Freitag, 23. Januar 2015

Europas Amtsträger der Austerität und Altmeister der Deflation

Die Vereinigten Staaten und Europa haben viel Gemeinsames. Beide sind multikulturell und demokratisch. Beide sind steinreich. Beide besitzen jeweils eine Währung mit globaler Reichweite. Beide haben zwischen 2000 und 2007 leider eine riesige Immobilien- und Kreditmarktblase erfahren und nach dem Platzen der Blase schmerzhafte Einbrüche erlebt, schreibt Paul Krugman in seiner lesenswerten Kolumne („Much Too Responsible“) am Freitag in NYTimes.

Seither hat sich aber der Verlauf der Wirtschaft auf beiden Seiten des Atlantiks auseinander entwickelt. In einer grossen Volkswirtschaft legten die Behörden eine strenge Miene in Sachen fiskal- und geldpolitische Tugend an den Tag. Es wurden enorme Anstrengungen in Bezug auf Haushaltskonsolidierung gefordert. Zugleich wurde das Gespenst der Inflation an die Wand gemalt. In der anderen grossen Volkswirtschaft war es dem jedoch nicht so, schildert der am Graduierten Zentrum der City University New York (CUNY) lehrende Wirtschaftsprofessor.

Und der Unterschied in der Einstellung ist der Hauptgrund, dass die zwei Volkswirtschaften nun auf verschiedenen Wegen sind.Nein, es ist nicht „morning in America“, so Krugman weiter. Die Erholung der Wirtschaft hätte viel schneller kommen können und sollen. Und Familieneinkommen verbleiben weit unter dem Niveau vor der Krise. Obwohl man von der öffentlichen Diskussion nie weiss, gibt es eine überwältigende Zustimmung unter den Ökonomen, dass das Konjunkturprogramm der Obama-Regierung 2009/10 dazu beigetragen hat, den Schaden zu begrenzen. Es war aber zu klein und klang zu rasch wieder ab.

Europa auf der anderen Seite hat fast alles falsch gemacht. In Sachen Fiskalpolitik hat Europa kaum Stimulus geboten und es hat sich schnell an die Austerität zugewandt, trotz der hohen Arbeitslosigkeit: In Sachen Geldpolitik wurde offiziell eine Schlacht gegen eine imaginäre Inflation geschlagen. Und es hat Jahre gebraucht, bis die europäischen Behörden die reale Gefahr der Deflation zur Kenntniss nahmen, unterstreicht Krugman zu Recht.



Cyclically adjusted primary balances: USA versus Europa, GraphProf. Paul Krugman

Das ist der um konjunkturelle Effekte bereinigte Haushaltssaldo (das strukturelle Defizit). Das ist m.a.W. der Haushaltssaldo ohne die automatischen Stabilisatoren


Die Geldpolitik hat sich verbessert, nachdem Mario Draghi zum Präsidenten der EZB Ende 2011 wurde. Aber es ist laut Krugman überhaupt nicht klar, dass Draghi die Werkzeuge hat, um die breiten deflationären Kräfte, die sich durch jahrelange verbohrte Politik in Gang setzten, abzuwehren.

Das Schlimme ist, dass Europas Wirtschaft im Namen der Verantwortung zerstört wurde. Haushaltskonsolidierung und Hard money-Besessenheit sind in einer schwer angeschlagenen Wirtschaft zutiefts unverantwortlich, hält Krugman fest. Dadurch wird die Wirtschaft nicht nur auf die kurze Frist schwer belastet, sondern auch das Potenzial der Wirtschaft wird beschädigt, was den Abrutsch in eine Deflationsfalle, der zu entkommen sehr schwer ist, beschleunigt.

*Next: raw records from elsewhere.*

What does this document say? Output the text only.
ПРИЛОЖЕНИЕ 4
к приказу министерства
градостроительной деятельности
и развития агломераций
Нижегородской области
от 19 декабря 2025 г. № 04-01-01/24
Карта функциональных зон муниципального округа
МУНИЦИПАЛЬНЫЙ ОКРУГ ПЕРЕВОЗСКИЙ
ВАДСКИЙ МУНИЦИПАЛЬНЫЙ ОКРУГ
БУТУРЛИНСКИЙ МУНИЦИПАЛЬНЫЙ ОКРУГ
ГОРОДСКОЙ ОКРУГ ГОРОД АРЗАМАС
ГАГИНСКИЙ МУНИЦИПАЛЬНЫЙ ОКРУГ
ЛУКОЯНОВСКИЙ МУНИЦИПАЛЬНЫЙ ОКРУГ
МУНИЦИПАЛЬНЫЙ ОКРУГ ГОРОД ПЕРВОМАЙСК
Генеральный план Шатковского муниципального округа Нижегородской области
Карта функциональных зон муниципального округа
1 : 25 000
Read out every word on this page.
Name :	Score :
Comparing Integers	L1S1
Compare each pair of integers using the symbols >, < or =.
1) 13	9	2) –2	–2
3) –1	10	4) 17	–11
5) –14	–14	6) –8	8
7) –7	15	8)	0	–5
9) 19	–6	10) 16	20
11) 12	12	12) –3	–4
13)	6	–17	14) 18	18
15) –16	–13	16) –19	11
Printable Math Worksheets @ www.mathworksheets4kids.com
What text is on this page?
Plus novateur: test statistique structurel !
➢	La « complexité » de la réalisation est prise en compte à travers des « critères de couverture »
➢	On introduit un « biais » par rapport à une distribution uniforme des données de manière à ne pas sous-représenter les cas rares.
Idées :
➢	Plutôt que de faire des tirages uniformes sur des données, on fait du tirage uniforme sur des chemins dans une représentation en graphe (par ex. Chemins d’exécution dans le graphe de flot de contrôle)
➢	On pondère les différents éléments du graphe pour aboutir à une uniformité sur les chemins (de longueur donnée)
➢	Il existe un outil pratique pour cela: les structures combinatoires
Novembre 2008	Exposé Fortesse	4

Das war laut Krugman nicht ein unschuldiger Fehler. Was mit europäischen Amtsträgern in Bezug auf die Austerität und ihrer Doyens in Sachen Deflation auffällt, ist ihre Zügellosigkeit, so Krugman: sie fühlten sich wohl, emotional und politisch, Opfer zu fordern (von anderen Menschen) zu einem Zeitpunkt, wo die Welt mehr Ausgaben gebraucht hätte. Und sie waren alle zu eifrig, um Nachweise, dass sie falsch lagen, zu ignorieren.

Europa wird den Preis für seine Hemmungslosigkeit auf Jahre hinaus bestimmt zahlen müssen, so Krugman als Fazit.